Diagnostic and Prognostic Significance of the CFU-c Assay in Acute Noniymphoblastic Leukemia
Colony-Forming Units Assay
Leukemia, Myeloid, Acute
A simplified system for classification of aggregate incidence and growth pattern in the CFU-c (colony-forming units in culture) assay, allowing simple and reproducible interpretation of test results, was developed and applied to 552 bone marrow samples from 202 patients with acute leukemia.

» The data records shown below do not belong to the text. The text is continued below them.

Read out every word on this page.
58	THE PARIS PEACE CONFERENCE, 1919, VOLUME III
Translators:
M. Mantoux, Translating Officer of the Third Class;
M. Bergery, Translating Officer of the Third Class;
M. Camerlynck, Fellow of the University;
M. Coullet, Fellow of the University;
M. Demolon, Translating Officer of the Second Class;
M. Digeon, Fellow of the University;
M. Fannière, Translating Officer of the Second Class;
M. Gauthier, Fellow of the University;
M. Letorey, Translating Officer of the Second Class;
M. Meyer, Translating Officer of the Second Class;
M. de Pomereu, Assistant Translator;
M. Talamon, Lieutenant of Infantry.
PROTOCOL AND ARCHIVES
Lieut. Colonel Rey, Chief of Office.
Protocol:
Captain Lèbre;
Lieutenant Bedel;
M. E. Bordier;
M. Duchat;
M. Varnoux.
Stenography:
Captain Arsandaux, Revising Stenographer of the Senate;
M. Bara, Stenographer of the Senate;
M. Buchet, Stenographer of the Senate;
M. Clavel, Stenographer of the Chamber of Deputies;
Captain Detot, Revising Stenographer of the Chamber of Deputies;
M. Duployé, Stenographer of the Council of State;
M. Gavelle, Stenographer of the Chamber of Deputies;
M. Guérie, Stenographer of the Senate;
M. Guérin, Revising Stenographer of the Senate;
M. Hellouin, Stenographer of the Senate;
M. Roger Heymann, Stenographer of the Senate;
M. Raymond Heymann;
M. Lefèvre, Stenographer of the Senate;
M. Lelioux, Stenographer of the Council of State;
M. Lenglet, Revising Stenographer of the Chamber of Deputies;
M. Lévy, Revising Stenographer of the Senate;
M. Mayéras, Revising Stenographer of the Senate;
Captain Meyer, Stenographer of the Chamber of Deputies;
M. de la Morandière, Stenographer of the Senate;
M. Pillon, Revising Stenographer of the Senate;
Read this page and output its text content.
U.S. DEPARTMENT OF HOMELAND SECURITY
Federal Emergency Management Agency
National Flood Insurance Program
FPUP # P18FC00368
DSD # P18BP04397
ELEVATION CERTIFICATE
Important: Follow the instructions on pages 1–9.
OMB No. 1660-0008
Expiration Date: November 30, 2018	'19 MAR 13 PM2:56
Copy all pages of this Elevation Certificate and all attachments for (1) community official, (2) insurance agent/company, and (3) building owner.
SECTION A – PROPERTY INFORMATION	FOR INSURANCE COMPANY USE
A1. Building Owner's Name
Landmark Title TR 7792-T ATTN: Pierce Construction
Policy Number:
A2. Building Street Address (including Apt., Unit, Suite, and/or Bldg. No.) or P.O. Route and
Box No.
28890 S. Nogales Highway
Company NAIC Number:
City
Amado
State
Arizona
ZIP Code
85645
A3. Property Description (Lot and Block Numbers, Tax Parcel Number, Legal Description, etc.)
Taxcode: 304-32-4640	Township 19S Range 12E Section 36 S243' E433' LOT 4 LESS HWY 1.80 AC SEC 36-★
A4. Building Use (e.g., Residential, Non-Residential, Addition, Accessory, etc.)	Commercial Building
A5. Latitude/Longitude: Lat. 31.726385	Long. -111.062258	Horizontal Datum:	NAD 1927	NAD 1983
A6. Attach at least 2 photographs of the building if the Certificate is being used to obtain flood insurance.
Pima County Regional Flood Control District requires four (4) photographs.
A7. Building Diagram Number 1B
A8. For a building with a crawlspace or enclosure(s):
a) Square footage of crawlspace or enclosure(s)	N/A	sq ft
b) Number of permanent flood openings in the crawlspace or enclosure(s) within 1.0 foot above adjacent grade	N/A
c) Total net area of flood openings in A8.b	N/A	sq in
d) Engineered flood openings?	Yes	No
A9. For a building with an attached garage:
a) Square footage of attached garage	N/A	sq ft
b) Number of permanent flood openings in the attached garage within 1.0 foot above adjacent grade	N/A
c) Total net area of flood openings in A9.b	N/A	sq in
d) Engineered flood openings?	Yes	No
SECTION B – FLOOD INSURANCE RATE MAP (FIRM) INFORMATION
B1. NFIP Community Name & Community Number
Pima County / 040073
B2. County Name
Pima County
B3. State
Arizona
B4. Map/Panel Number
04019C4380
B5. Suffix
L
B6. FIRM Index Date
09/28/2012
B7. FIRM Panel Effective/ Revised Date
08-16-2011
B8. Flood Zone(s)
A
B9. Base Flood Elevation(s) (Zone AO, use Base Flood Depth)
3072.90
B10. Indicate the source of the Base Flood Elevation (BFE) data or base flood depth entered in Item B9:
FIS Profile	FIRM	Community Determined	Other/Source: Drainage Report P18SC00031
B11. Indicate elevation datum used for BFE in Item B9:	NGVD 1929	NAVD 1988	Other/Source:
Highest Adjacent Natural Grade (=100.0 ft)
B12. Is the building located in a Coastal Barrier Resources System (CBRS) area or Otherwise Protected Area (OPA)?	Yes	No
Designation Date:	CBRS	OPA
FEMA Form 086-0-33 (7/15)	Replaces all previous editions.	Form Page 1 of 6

Ninety-six consecutive patients with acute nonlymphoblastic leukemia were studied at diagnosis. The microcluster growth pattern ("acute myeloid leukemia-type") found in 57% of the patients was significantly associated with higher remission induction rates on both protocols (p = 0.004). No relationship between growth pattern at diagnosis and remission duration was observed. The acute myeloid leukemia-type growth pattern was found to be more frequent in leukemias exhibiting morphological evidence for partial myeloid or monocytic differentiation. The favorable prognostic significance of Auer rods previously described was recognized in two CFU-c growth pattern categories. Of patients exhibiting an acute myeloid leukemia-growth pattern and Auer rods, 89% obtained complete remissions compared to 38% in the Auer rod-negative group showing other growth pattern variants. The CFU-c assays performed during complete remission on 354 samples of 48 patients with acute nonlymphoblastic leukemia and, as a control, on 85 samples of 43 patients with acute lymphoblastic leukemia revealed marked spontaneous as well as chemotherapy-related fluctuations of aggregate incidence and growth pattern. These and similar observations obtained with other assay systems are probably of major pathophysiological significance but preclude clinical application of the CFU-c assay to the monitoring of remission status in patients with acute nonlymphoblastic leukemia.